The IATA projects that African airlines will record a net profit of approximately $200 million in 2026 against a net margin of negative one per cent on average – the thinnest and most fragile outlook of any region globally. Nigerian carriers were already among the most cost-burdened on the continent, with fuel costs exceeding 40 per cent of operations against a global average of 20 to 25 per cent. This crisis did not create fragility. It made pre-existing fragility impossible to ignore.

Nigeria consumed approximately 2.1 million litres of jet fuel per day in March 2026, according to data from the country’s petroleum products regulator. At ₦3,300 per litre, that represents a daily sector fuel bill of approximately ₦6.9 billion, a figure that grows larger every day current pricing holds.

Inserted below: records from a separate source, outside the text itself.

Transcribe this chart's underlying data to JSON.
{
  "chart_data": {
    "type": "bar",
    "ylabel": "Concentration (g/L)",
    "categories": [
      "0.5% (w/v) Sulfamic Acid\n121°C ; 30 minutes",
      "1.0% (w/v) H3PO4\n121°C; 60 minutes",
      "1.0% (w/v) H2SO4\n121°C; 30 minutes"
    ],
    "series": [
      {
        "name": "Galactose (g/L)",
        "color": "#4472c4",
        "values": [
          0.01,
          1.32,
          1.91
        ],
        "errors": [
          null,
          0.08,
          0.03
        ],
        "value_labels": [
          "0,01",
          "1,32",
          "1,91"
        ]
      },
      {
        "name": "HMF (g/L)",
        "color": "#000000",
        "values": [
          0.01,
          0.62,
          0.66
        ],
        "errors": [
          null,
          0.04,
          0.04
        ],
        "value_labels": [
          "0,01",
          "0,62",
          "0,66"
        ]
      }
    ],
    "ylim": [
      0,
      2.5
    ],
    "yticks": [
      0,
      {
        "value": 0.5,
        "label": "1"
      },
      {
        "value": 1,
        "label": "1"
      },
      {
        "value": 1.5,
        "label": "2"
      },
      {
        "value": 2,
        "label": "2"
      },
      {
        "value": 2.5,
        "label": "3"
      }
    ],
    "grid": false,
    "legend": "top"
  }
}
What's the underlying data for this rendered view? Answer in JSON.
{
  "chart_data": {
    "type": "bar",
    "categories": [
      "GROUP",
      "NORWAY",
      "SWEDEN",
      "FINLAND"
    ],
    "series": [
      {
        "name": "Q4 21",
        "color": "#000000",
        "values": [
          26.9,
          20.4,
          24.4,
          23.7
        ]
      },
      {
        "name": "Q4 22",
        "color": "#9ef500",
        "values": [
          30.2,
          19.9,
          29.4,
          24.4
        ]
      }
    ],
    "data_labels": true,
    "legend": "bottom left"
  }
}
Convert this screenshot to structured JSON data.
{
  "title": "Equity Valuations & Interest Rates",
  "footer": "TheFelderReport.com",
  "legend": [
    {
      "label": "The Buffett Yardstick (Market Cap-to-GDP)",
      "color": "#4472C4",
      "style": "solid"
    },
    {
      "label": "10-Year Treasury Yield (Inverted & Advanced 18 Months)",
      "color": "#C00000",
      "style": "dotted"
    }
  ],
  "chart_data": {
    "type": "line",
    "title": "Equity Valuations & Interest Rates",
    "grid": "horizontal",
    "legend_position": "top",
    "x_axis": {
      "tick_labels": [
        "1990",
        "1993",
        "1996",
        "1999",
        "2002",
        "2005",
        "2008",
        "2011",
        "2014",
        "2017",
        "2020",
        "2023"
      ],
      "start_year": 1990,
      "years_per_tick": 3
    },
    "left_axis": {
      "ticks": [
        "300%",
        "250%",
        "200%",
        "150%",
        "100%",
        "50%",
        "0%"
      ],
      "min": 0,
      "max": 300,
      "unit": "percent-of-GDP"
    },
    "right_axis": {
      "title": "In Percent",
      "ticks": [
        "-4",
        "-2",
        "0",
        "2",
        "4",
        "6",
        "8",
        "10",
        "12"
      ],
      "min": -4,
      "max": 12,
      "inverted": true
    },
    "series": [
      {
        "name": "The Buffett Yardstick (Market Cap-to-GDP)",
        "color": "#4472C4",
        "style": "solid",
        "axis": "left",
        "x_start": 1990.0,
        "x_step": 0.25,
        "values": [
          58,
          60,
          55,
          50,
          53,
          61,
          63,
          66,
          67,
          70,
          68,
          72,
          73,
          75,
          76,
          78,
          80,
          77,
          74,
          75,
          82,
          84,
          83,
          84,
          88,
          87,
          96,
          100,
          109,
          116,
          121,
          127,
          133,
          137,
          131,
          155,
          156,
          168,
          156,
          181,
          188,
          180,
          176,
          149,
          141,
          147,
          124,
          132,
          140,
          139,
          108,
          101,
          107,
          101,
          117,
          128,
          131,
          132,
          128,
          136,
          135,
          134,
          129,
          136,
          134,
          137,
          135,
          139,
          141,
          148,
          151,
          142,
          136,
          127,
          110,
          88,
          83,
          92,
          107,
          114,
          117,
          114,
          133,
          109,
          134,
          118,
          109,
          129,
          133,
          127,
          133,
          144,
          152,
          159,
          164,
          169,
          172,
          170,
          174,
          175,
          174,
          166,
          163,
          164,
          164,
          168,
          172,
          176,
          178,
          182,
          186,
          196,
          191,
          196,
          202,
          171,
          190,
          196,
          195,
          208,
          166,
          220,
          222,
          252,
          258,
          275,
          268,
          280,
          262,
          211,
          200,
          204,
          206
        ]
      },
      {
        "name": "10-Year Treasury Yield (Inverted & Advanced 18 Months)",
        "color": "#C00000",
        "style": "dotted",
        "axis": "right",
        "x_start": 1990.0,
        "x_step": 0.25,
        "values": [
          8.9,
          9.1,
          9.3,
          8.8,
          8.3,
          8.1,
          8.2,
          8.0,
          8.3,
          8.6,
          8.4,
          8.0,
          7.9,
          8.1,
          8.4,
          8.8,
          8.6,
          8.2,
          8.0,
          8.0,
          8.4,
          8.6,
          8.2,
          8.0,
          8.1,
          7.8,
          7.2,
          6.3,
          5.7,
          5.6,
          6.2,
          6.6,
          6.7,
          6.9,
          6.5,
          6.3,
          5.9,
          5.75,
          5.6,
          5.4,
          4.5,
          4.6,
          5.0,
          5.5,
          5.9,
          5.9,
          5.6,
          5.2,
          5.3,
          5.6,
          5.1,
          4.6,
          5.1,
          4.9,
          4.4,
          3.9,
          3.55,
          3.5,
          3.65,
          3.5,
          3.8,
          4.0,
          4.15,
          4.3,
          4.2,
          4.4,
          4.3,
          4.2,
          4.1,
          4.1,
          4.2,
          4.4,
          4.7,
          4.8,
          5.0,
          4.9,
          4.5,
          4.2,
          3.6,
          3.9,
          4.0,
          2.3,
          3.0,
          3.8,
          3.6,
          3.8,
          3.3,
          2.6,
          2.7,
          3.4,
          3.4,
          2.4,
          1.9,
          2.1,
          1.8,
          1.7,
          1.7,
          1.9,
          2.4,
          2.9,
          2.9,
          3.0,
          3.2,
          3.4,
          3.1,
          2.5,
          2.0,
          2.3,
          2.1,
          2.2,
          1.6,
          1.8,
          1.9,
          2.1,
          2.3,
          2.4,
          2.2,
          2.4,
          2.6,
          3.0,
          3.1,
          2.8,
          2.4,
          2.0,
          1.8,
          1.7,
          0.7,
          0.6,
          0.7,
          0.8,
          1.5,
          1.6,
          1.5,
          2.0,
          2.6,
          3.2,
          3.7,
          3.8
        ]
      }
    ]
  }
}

What to watch before Monday

  • Whether AON issues a formal response to Keyamo’s April 16 letter – acceptance of the government’s appeal to stand down, or reaffirmation of the April 20 deadline, will be the single most important signal before the weekend.
  • Whether MEMAN makes a public statement on pricing by Saturday. Silence through the weekend significantly raises the probability of a Scenario 2 or 3 outcome.
  • Whether the Presidency issues a directive through the Nigerian Midstream and Downstream Petroleum Regulatory Authority to impose a temporary pricing ceiling on Jet A1 ahead of the April 22 meeting.
  • Whether additional carriers announce pre-emptive flight cancellations or schedule reductions for Monday – a signal that the shutdown is being executed in stages rather than as a single coordinated action.
  • Whether the April 22 meeting agenda includes a binding price mechanism or remains at the level of stakeholder dialogue without a regulatory enforcement backstop.

The bottom line

The government has blinked, but has not yet conceded. Keyamo’s April 16 letter is a political acknowledgement that the AON’s threat is credible, but it offers no concrete price relief and schedules the resolution mechanism two days past the point of no return. The critical question before Monday is whether the AON will accept a promise in exchange for standing down, or whether it will allow the deadline to hold as the only leverage it possesses. Nigeria’s aviation sector does not have the institutional architecture to absorb this crisis slowly. Every day at ₦3,300 per litre is a day that financially marginal carriers edge closer to the exit. A shutdown, even a short one, will not merely inconvenience travellers but will further accelerate the structural contraction of Nigeria’s aviation industry.